Peki, yukardan aşağıya doğru gelişen değişim de bizi (belirsizlikleri ortadan kaldırma) hedefimize ulaştıramaz mı? Aşağıda da anlatacağım gibi değişim aşağıdan yukarıya doğru gelişmedikçe belirsizliklerin ortadan kalkması çok zor olacaktır. Büyük değişimlerin yukardan aşağıya doğru geliştiği toplumlarda – TC’nin laik, demokratik, anayasal bir düzene geçmesi buna örnektir – bölünmelere, zıtlıklara, çatışmalar ve sınırsız eşitsizliklere sıkça rastlanmaktadır. Bugün AB’nin Yunanistan’la ilgili yukardan-aşağıya alınmış kararların Yunanistan’da yarattığı zıtlıklar ve çatışmalar herkes tarafından bilinmektedir. Örnekler daha da çoğaltılabilir olmasına rağmen bu kadarının yukardan aşağıya doğru gelişen değişimlerin ortaya çıkaracağı potansiyel zıtlıkları, belirsizlikleri ve çatışmaları göstermek için yeterli olacağını sanıyorum. Buradan yola çıkarak sağ siyasi oluşumuna baktığımızda, sağın temel tezlerinin değişimi kaçınılmaz olarak yukardan-aşağıya yönlendireceğini görmemezlikten gelemeyiz. Ana-yavru ilişkilerinin devamı, Kıbrıslı olmayı bastırma (hatta unutturma) ve eşitsizlikleri sindirme politikalarnın hepsi, doğal olarak TBMM’nin ve ona bağlı TC elitlerinin çizdiği değişim resminin dışına çıkamayacaktır.

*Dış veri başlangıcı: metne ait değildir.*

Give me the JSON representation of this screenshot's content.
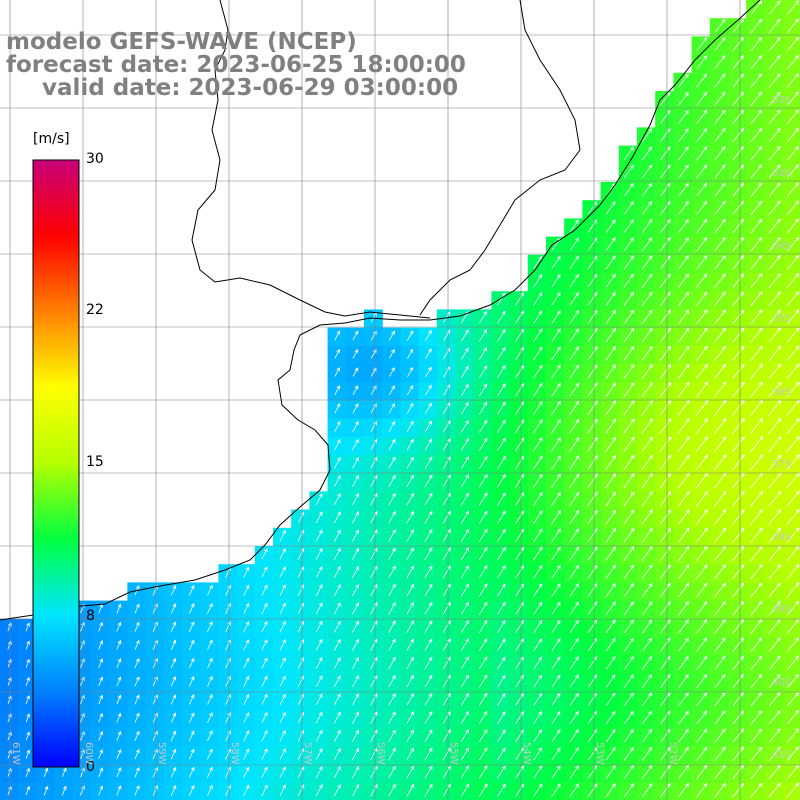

Değişimi aşağıdan yukarıya doğru gerçekleştirme ve belirsizlikleri ortadan kaldırma potansiyeli, federal çözümü gerçekten isteyen, Kıbrıslı olmayı ön plana çıkaran ve Kıbrıslıtürklerin yurttaşlık haklarını savunan oluşumlarda mevcuttur. Ancak halkın bir sonraki seçimlerde bu oluşumlardan yana oy kullanması istenilen değişim için yeterli olmayacaktır. Birleşik Kıbrıs, eşitlik ve bağımsızlık isteyen kesimlerin en büyük hatalarından biri bir kağıda mühür basarak Kıbrıs’ın değişebileceğini düşünmesi olmuştu.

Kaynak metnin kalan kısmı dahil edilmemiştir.